Çok iyi gözlemlediğim bir dönemdir: Bir dönemler intihar haberleri vardı her gece televizyonlarda, ilk kim başlattı anımsamıyorum, ancak bir süre sonra her gün birkaç intihar eylemine tanık olur hale gelmiştik, sıkıntısı olan ya köprüye gidiyor, ya dama çıkıyordu, ancak en önemlisi hem televizyona çıkıyorlar, hem de işsizler iş, terk edilenler eşlerine kavuşuyordu.

Çocuktur anlamaz sanılan nesilde gerçekleşen intihar vakaları sayısal açıdan bir önceki nesle göre çok yüksektir!

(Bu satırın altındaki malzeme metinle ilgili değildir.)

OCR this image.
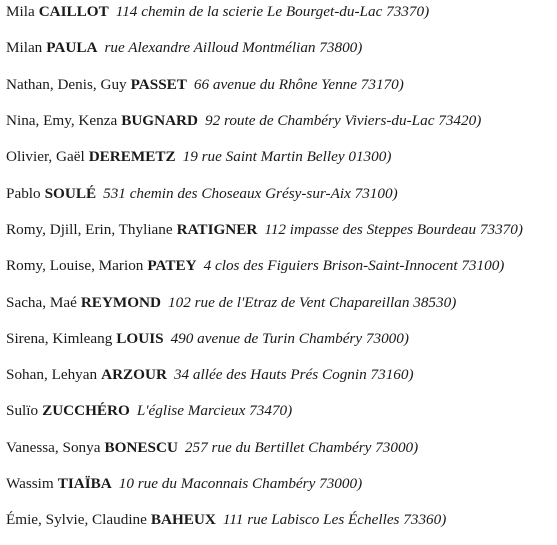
Mila CAILLOT 114 chemin de la scierie Le Bourget-du-Lac 73370)
Milan PAULA rue Alexandre Ailloud Montmélian 73800)
Nathan, Denis, Guy PASSET 66 avenue du Rhône Yenne 73170)
Nina, Emy, Kenza BUGNARD 92 route de Chambéry Viviers-du-Lac 73420)
Olivier, Gaël DEREMETZ 19 rue Saint Martin Belley 01300)
Pablo SOULÉ 531 chemin des Choseaux Grésy-sur-Aix 73100)
Romy, Djill, Erin, Thyliane RATIGNER 112 impasse des Steppes Bourdeau 73370)
Romy, Louise, Marion PATEY 4 clos des Figuiers Brison-Saint-Innocent 73100)
Sacha, Maé REYMOND 102 rue de l'Etraz de Vent Chapareillan 38530)
Sirena, Kimleang LOUIS 490 avenue de Turin Chambéry 73000)
Sohan, Lehyan ARZOUR 34 allée des Hauts Prés Cognin 73160)
Sulïo ZUCCHÉRO L'église Marcieux 73470)
Vanessa, Sonya BONESCU 257 rue du Bertillet Chambéry 73000)
Wassim TIAÏBA 10 rue du Maconnais Chambéry 73000)
Émie, Sylvie, Claudine BAHEUX 111 rue Labisco Les Échelles 73360)
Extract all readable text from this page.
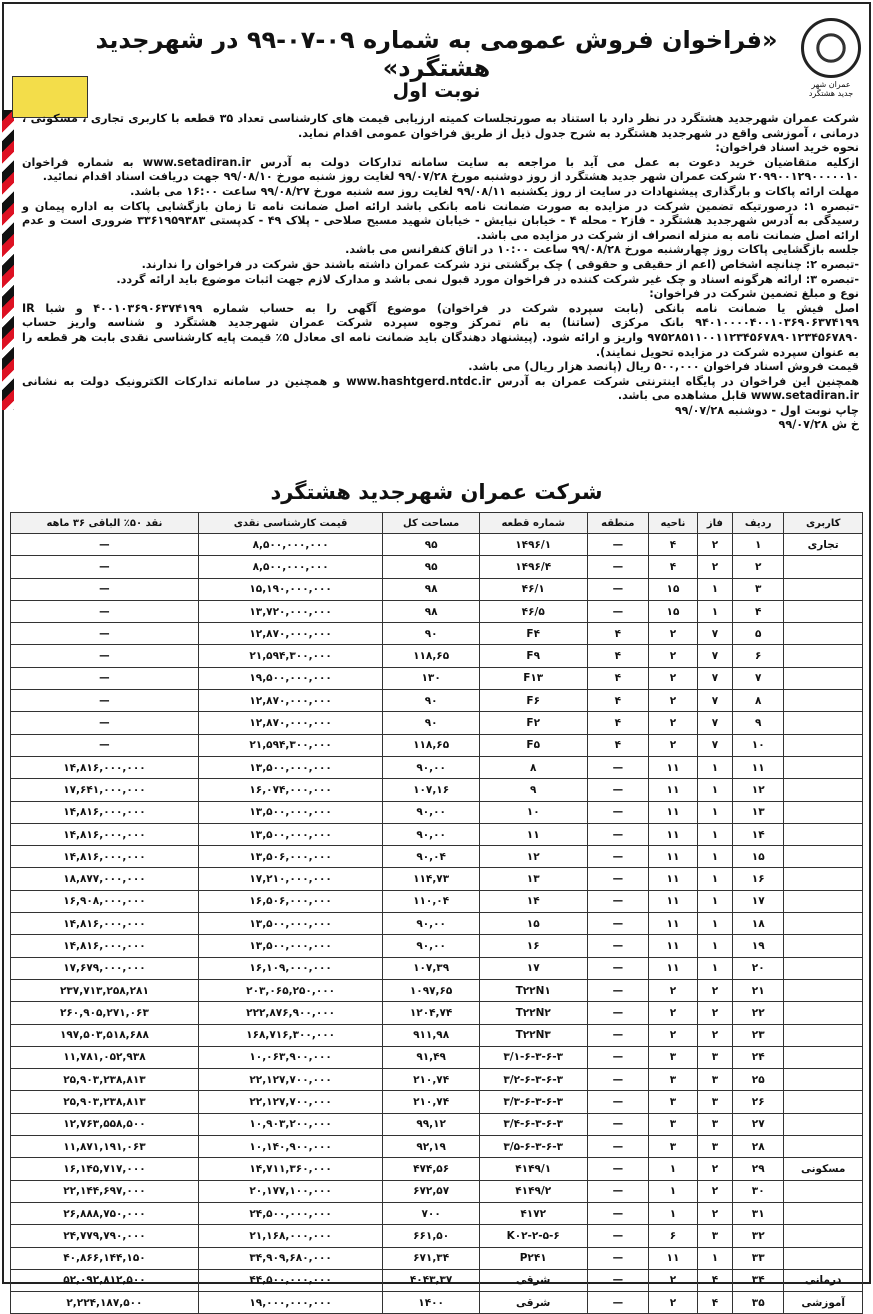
عمران شهر جدید هشتگرد
«فراخوان فروش عمومی به شماره ۰۹-۰۷-۹۹ در شهرجدید هشتگرد»
نوبت اول

شرکت عمران شهرجدید هشتگرد در نظر دارد با استناد به صورتجلسات کمیته ارزیابی قیمت های کارشناسی تعداد ۳۵ قطعه با کاربری تجاری ، مسکونی ، درمانی ، آموزشی واقع در شهرجدید هشتگرد به شرح جدول ذیل از طریق فراخوان عمومی اقدام نماید.

نحوه خرید اسناد فراخوان:

ازکلیه متقاضیان خرید دعوت به عمل می آید با مراجعه به سایت سامانه تدارکات دولت به آدرس www.setadiran.ir به شماره فراخوان ۲۰۹۹۰۰۱۲۹۰۰۰۰۰۱۰ شرکت عمران شهر جدید هشتگرد از روز دوشنبه مورخ ۹۹/۰۷/۲۸ لغایت روز شنبه مورخ ۹۹/۰۸/۱۰ جهت دریافت اسناد اقدام نمائید.

مهلت ارائه پاکات و بارگذاری پیشنهادات در سایت از روز یکشنبه ۹۹/۰۸/۱۱ لغایت روز سه شنبه مورخ ۹۹/۰۸/۲۷ ساعت ۱۶:۰۰ می باشد.

-تبصره ۱: درصورتیکه تضمین شرکت در مزایده به صورت ضمانت نامه بانکی باشد ارائه اصل ضمانت نامه تا زمان بازگشایی پاکات به اداره پیمان و رسیدگی به آدرس شهرجدید هشتگرد - فاز۲ - محله ۴ - خیابان نیایش - خیابان شهید مسیح صلاحی - پلاک ۴۹ - کدپستی ۳۳۶۱۹۵۹۳۸۳ ضروری است و عدم ارائه اصل ضمانت نامه به منزله انصراف از شرکت در مزایده می باشد.

جلسه بازگشایی پاکات روز چهارشنبه مورخ ۹۹/۰۸/۲۸ ساعت ۱۰:۰۰ در اتاق کنفرانس می باشد.

-تبصره ۲: چنانچه اشخاص (اعم از حقیقی و حقوقی ) چک برگشتی نزد شرکت عمران داشته باشند حق شرکت در فراخوان را ندارند.

-تبصره ۳: ارائه هرگونه اسناد و چک غیر شرکت کننده در فراخوان مورد قبول نمی باشد و مدارک لازم جهت اثبات موضوع باید ارائه گردد.

نوع و مبلغ تضمین شرکت در فراخوان:

اصل فیش یا ضمانت نامه بانکی (بابت سپرده شرکت در فراخوان) موضوع آگهی را به حساب شماره ۴۰۰۱۰۳۶۹۰۶۳۷۴۱۹۹ و شبا IR ۹۴۰۱۰۰۰۰۴۰۰۱۰۳۶۹۰۶۳۷۴۱۹۹ بانک مرکزی (ساتنا) به نام تمرکز وجوه سپرده شرکت عمران شهرجدید هشتگرد و شناسه واریز حساب ۹۷۵۲۸۵۱۱۰۰۱۱۲۳۴۵۶۷۸۹۰۱۲۳۴۵۶۷۸۹۰ واریز و ارائه شود. (پیشنهاد دهندگان باید ضمانت نامه ای معادل ۵٪ قیمت پایه کارشناسی نقدی بابت هر قطعه را به عنوان سپرده شرکت در مزایده تحویل نمایند).

قیمت فروش اسناد فراخوان ۵۰۰,۰۰۰ ریال (پانصد هزار ریال) می باشد.

همچنین این فراخوان در پایگاه اینترنتی شرکت عمران به آدرس www.hashtgerd.ntdc.ir و همچنین در سامانه تدارکات الکترونیک دولت به نشانی www.setadiran.ir قابل مشاهده می باشد.

چاپ نوبت اول - دوشنبه ۹۹/۰۷/۲۸

خ ش ۹۹/۰۷/۲۸

شرکت عمران شهرجدید هشتگرد
کاربری	ردیف	فاز	ناحیه	منطقه	شماره قطعه	مساحت کل	قیمت کارشناسی نقدی	نقد ۵۰٪ الباقی ۳۶ ماهه
تجاری	۱	۲	۴	—	۱۴۹۶/۱	۹۵	۸,۵۰۰,۰۰۰,۰۰۰	—
	۲	۲	۴	—	۱۴۹۶/۴	۹۵	۸,۵۰۰,۰۰۰,۰۰۰	—
	۳	۱	۱۵	—	۴۶/۱	۹۸	۱۵,۱۹۰,۰۰۰,۰۰۰	—
	۴	۱	۱۵	—	۴۶/۵	۹۸	۱۳,۷۲۰,۰۰۰,۰۰۰	—
	۵	۷	۲	۴	F۴	۹۰	۱۲,۸۷۰,۰۰۰,۰۰۰	—
	۶	۷	۲	۴	F۹	۱۱۸,۶۵	۲۱,۵۹۴,۳۰۰,۰۰۰	—
	۷	۷	۲	۴	F۱۳	۱۳۰	۱۹,۵۰۰,۰۰۰,۰۰۰	—
	۸	۷	۲	۴	F۶	۹۰	۱۲,۸۷۰,۰۰۰,۰۰۰	—
	۹	۷	۲	۴	F۲	۹۰	۱۲,۸۷۰,۰۰۰,۰۰۰	—
	۱۰	۷	۲	۴	F۵	۱۱۸,۶۵	۲۱,۵۹۴,۳۰۰,۰۰۰	—
	۱۱	۱	۱۱	—	۸	۹۰,۰۰	۱۳,۵۰۰,۰۰۰,۰۰۰	۱۴,۸۱۶,۰۰۰,۰۰۰
	۱۲	۱	۱۱	—	۹	۱۰۷,۱۶	۱۶,۰۷۴,۰۰۰,۰۰۰	۱۷,۶۴۱,۰۰۰,۰۰۰
	۱۳	۱	۱۱	—	۱۰	۹۰,۰۰	۱۳,۵۰۰,۰۰۰,۰۰۰	۱۴,۸۱۶,۰۰۰,۰۰۰
	۱۴	۱	۱۱	—	۱۱	۹۰,۰۰	۱۳,۵۰۰,۰۰۰,۰۰۰	۱۴,۸۱۶,۰۰۰,۰۰۰
	۱۵	۱	۱۱	—	۱۲	۹۰,۰۴	۱۳,۵۰۶,۰۰۰,۰۰۰	۱۴,۸۱۶,۰۰۰,۰۰۰
	۱۶	۱	۱۱	—	۱۳	۱۱۴,۷۳	۱۷,۲۱۰,۰۰۰,۰۰۰	۱۸,۸۷۷,۰۰۰,۰۰۰
	۱۷	۱	۱۱	—	۱۴	۱۱۰,۰۴	۱۶,۵۰۶,۰۰۰,۰۰۰	۱۶,۹۰۸,۰۰۰,۰۰۰
	۱۸	۱	۱۱	—	۱۵	۹۰,۰۰	۱۳,۵۰۰,۰۰۰,۰۰۰	۱۴,۸۱۶,۰۰۰,۰۰۰
	۱۹	۱	۱۱	—	۱۶	۹۰,۰۰	۱۳,۵۰۰,۰۰۰,۰۰۰	۱۴,۸۱۶,۰۰۰,۰۰۰
	۲۰	۱	۱۱	—	۱۷	۱۰۷,۳۹	۱۶,۱۰۹,۰۰۰,۰۰۰	۱۷,۶۷۹,۰۰۰,۰۰۰
	۲۱	۲	۲	—	T۲۲N۱	۱۰۹۷,۶۵	۲۰۳,۰۶۵,۲۵۰,۰۰۰	۲۳۷,۷۱۳,۲۵۸,۲۸۱
	۲۲	۲	۲	—	T۲۲N۲	۱۲۰۴,۷۴	۲۲۲,۸۷۶,۹۰۰,۰۰۰	۲۶۰,۹۰۵,۲۷۱,۰۶۳
	۲۳	۲	۲	—	T۲۲N۳	۹۱۱,۹۸	۱۶۸,۷۱۶,۳۰۰,۰۰۰	۱۹۷,۵۰۳,۵۱۸,۶۸۸
	۲۴	۳	۳	—	۳/۱-۶-۳-۶-۳	۹۱,۴۹	۱۰,۰۶۳,۹۰۰,۰۰۰	۱۱,۷۸۱,۰۵۲,۹۳۸
	۲۵	۳	۳	—	۳/۲-۶-۳-۶-۳	۲۱۰,۷۴	۲۲,۱۲۷,۷۰۰,۰۰۰	۲۵,۹۰۳,۲۳۸,۸۱۳
	۲۶	۳	۳	—	۳/۳-۶-۳-۶-۳	۲۱۰,۷۴	۲۲,۱۲۷,۷۰۰,۰۰۰	۲۵,۹۰۳,۲۳۸,۸۱۳
	۲۷	۳	۳	—	۳/۴-۶-۳-۶-۳	۹۹,۱۲	۱۰,۹۰۳,۲۰۰,۰۰۰	۱۲,۷۶۳,۵۵۸,۵۰۰
	۲۸	۳	۳	—	۳/۵-۶-۳-۶-۳	۹۲,۱۹	۱۰,۱۴۰,۹۰۰,۰۰۰	۱۱,۸۷۱,۱۹۱,۰۶۳
مسکونی	۲۹	۲	۱	—	۴۱۴۹/۱	۴۷۴,۵۶	۱۴,۷۱۱,۳۶۰,۰۰۰	۱۶,۱۴۵,۷۱۷,۰۰۰
	۳۰	۲	۱	—	۴۱۴۹/۲	۶۷۲,۵۷	۲۰,۱۷۷,۱۰۰,۰۰۰	۲۲,۱۴۴,۶۹۷,۰۰۰
	۳۱	۲	۱	—	۴۱۷۲	۷۰۰	۲۴,۵۰۰,۰۰۰,۰۰۰	۲۶,۸۸۸,۷۵۰,۰۰۰
	۳۲	۳	۶	—	K۰۲-۲-۵-۶	۶۶۱,۵۰	۲۱,۱۶۸,۰۰۰,۰۰۰	۲۴,۷۷۹,۷۹۰,۰۰۰
	۳۳	۱	۱۱	—	P۲۴۱	۶۷۱,۳۴	۳۴,۹۰۹,۶۸۰,۰۰۰	۴۰,۸۶۶,۱۴۴,۱۵۰
درمانی	۳۴	۴	۲	—	شرقی	۴۰۴۳,۳۷	۴۴,۵۰۰,۰۰۰,۰۰۰	۵۲,۰۹۲,۸۱۲,۵۰۰
آموزشی	۳۵	۴	۲	—	شرقی	۱۴۰۰	۱۹,۰۰۰,۰۰۰,۰۰۰	۲,۲۲۴,۱۸۷,۵۰۰
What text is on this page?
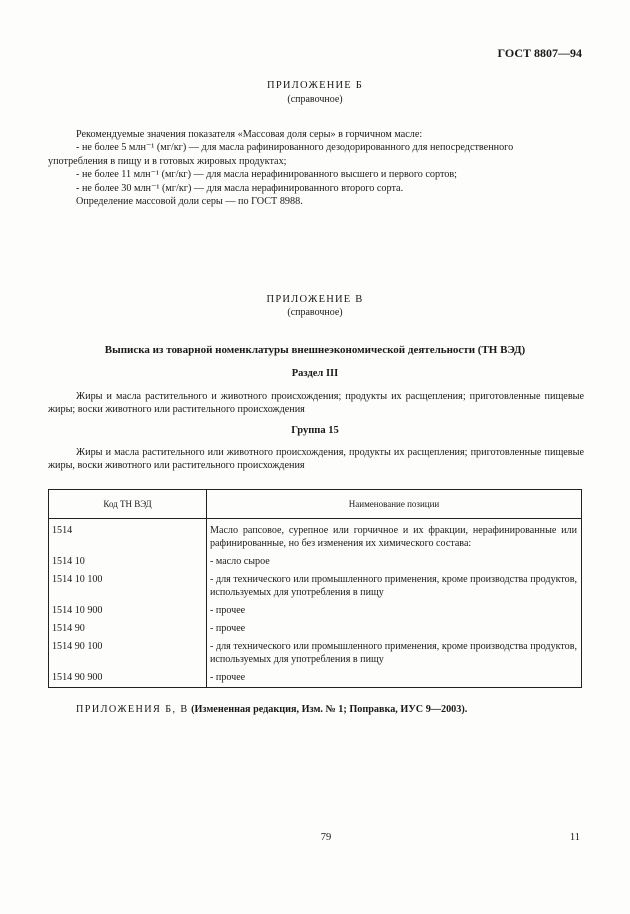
ГОСТ 8807—94
ПРИЛОЖЕНИЕ Б
(справочное)

Рекомендуемые значения показателя «Массовая доля серы» в горчичном масле:

- не более 5 млн⁻¹ (мг/кг) — для масла рафинированного дезодорированного для непосредственного

употребления в пищу и в готовых жировых продуктах;

- не более 11 млн⁻¹ (мг/кг) — для масла нерафинированного высшего и первого сортов;

- не более 30 млн⁻¹ (мг/кг) — для масла нерафинированного второго сорта.

Определение массовой доли серы — по ГОСТ 8988.

ПРИЛОЖЕНИЕ В
(справочное)
Выписка из товарной номенклатуры внешнеэкономической деятельности (ТН ВЭД)
Раздел III

Жиры и масла растительного и животного происхождения; продукты их расщепления; приготовленные пищевые жиры; воски животного или растительного происхождения

Группа 15

Жиры и масла растительного или животного происхождения, продукты их расщепления; приготовленные пищевые жиры, воски животного или растительного происхождения

Код ТН ВЭД	Наименование позиции
1514	Масло рапсовое, сурепное или горчичное и их фракции, нерафинированные или рафинированные, но без изменения их химического состава:
1514 10	- масло сырое
1514 10 100	- для технического или промышленного применения, кроме производства продуктов, используемых для употребления в пищу
1514 10 900	- прочее
1514 90	- прочее
1514 90 100	- для технического или промышленного применения, кроме производства продуктов, используемых для употребления в пищу
1514 90 900	- прочее
ПРИЛОЖЕНИЯ Б, В (Измененная редакция, Изм. № 1; Поправка, ИУС 9—2003).
79	11
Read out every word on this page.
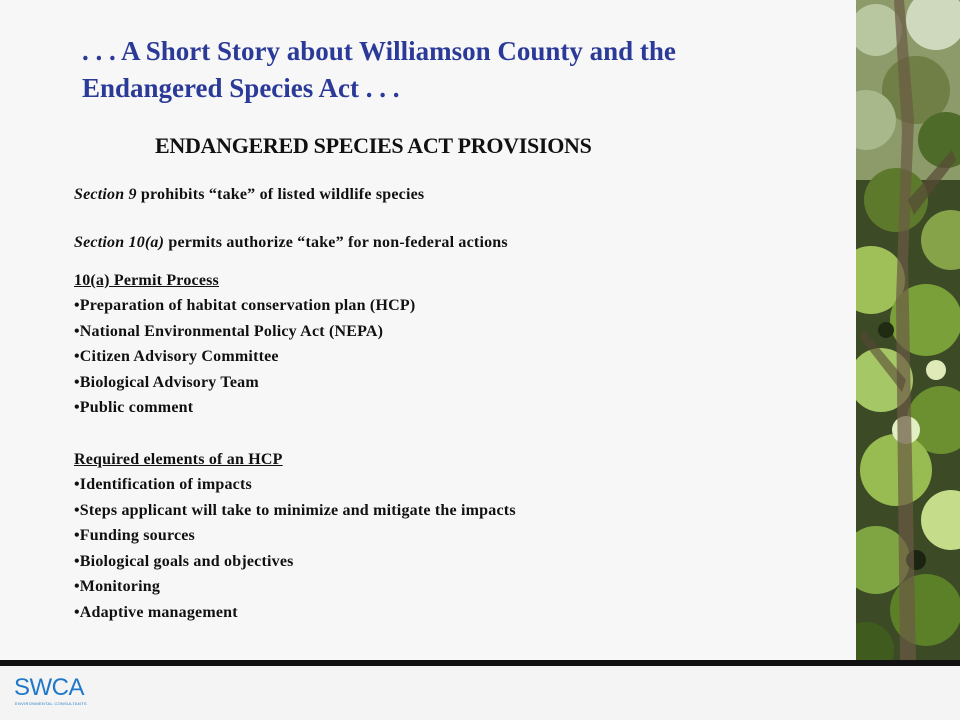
SWCA
ENVIRONMENTAL CONSULTANTS
. . . A Short Story about Williamson County and the
Endangered Species Act . . .
ENDANGERED SPECIES ACT PROVISIONS
Section 9 prohibits “take” of listed wildlife species
Section 10(a) permits authorize “take” for non-federal actions
10(a) Permit Process
•Preparation of habitat conservation plan (HCP)
•National Environmental Policy Act (NEPA)
•Citizen Advisory Committee
•Biological Advisory Team
•Public comment
Required elements of an HCP
•Identification of impacts
•Steps applicant will take to minimize and mitigate the impacts
•Funding sources
•Biological goals and objectives
•Monitoring
•Adaptive management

İntihar, maalesef, bir alternatif olarak onların beyinlerinde yer etmiştir!...

Velhasıl R.’nin talihsizliği elbette devam etmektedir, cezai ehliyeti olmasa dahi, hukuksal bir cezaya tabi tutulmasa dahi, yaşamı boyunca taşıyacağı kanaması dinmez bir yaradır artık, ki zaten yaralı yüreği bu yarayı nasıl ve nereye kadar taşır, bilinmez…

Aile bireyleri intikam alır mı, R’nin durum öncesi kollarına attığı jiletler bu yarayla damarlara kadar varır mı?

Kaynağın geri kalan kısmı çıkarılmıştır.